Thomas Manton on common love and mercy

Dr. Curt Daniel writes concerning Thomas Manton:

"Thomas Manton (1620-1677). Presbyterian. One of the three scribes at Westminster Assembly. One of the most famous Puritan preachers. Published an enormous number of sermons, and popular expositions of James and Jude."

Thomas Manton writes:

“This is the first motive to draw our hearts to Him: 1 John iv. 19, ‘We loved Him, because He loved us first.’ The first motive of our affection is not His special electing love to us above others, for that we cannot know before we love Him; but His common love and mercy to sinners, and that was manifested in Christ’s being sent to be a propitiation for our sins, and not for ours only, but also for the sins of the whole world.”

It is true that the unregenerate elect cannot know that God “first loved them” (1 John 4:19) until He regenerates and causes them to believe the gospel of Christ (cf. John 3:16; Romans 1:16). But note how Manton twists 1 John 2:2 and 1 John 4:19 to his own destruction by violently wresting and eisegeting a “common love and mercy” out of them.

“This is that which is propounded to us to recover and reconcile our alienated and estranged affections to God: 2 Cor. v. 19, 20, God was in Christ reconciling the world to himself, not imputing their trespasses unto him.’ This grace God offereth to us, as well as others; namely, that for Christ’s sake He will pardon our sins, if we will lay down our weapons and enter into His peace. None are bound to believe that God specially loveth them, but those that are specially beloved by Him, for none are bound to believe a falsehood, and a falsehood it is to us, till we have the saving effects and benefits. Therefore, it is not the special, but the general love which first draweth in our hearts to God; yea, the saints, after some testimonies received of God’s special love, still make this to be the great engaging motive: Gal. ii. 20, ‘I live by faith in the Son of God, who loved me, and gave himself for me.’ Well, then, this is most likely to be meant by the apostle” (Thomas Manton, Works, 3:147-148).

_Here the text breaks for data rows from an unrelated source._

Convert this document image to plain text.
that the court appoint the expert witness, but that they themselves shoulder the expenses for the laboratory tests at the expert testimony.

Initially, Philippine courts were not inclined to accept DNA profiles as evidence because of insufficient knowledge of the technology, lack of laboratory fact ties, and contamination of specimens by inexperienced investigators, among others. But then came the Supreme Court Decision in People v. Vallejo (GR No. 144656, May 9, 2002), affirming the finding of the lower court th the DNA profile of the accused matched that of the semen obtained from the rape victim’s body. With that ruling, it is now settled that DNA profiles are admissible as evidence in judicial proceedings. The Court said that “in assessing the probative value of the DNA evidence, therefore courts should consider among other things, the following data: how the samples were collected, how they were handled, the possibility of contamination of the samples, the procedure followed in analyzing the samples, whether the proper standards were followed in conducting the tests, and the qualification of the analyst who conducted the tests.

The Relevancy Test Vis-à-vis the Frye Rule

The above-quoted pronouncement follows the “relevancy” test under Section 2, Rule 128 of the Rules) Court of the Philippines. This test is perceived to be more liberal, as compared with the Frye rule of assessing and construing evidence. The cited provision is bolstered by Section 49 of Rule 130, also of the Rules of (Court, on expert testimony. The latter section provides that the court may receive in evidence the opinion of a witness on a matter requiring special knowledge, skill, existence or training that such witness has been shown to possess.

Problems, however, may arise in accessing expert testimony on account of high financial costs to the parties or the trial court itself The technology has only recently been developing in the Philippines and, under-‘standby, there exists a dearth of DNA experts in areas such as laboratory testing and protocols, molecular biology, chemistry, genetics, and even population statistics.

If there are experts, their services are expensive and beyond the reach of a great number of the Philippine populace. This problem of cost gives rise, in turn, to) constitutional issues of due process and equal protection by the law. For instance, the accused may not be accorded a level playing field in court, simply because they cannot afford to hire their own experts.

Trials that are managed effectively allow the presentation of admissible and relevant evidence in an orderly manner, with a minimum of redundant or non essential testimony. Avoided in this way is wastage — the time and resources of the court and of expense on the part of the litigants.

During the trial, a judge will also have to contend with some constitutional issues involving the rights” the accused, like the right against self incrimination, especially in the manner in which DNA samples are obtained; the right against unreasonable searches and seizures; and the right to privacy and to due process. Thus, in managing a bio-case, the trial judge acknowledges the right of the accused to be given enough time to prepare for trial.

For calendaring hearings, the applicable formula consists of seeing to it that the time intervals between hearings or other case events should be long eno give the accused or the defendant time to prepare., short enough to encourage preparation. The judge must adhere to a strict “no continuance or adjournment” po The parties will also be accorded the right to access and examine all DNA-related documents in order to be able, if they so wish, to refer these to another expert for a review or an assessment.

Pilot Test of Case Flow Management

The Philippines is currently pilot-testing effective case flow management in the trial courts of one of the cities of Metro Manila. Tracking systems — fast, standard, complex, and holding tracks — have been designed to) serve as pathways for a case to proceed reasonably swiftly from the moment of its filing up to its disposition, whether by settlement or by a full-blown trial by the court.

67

Manton reveals that his god is a god of self-righteousness. Like the passages seen above, he twists Galatians 2:20 into a “general love.” Manton states that this supposed “general love” of God precedes the “special love.” This is open blasphemy that asserts a perversion of God’s “love” that is expressed at the expense of His justice.

Other Manton writings demonstrate his belief that Christ did not actually bear the sins of the non-elect upon the cross. But we see Manton’s profanation of the precious blood of Christ by setting it forth as a common thing. What Manton enunciates above is an insidious affront to the efficacious atonement of Jesus Christ made exclusively for the sins of His people.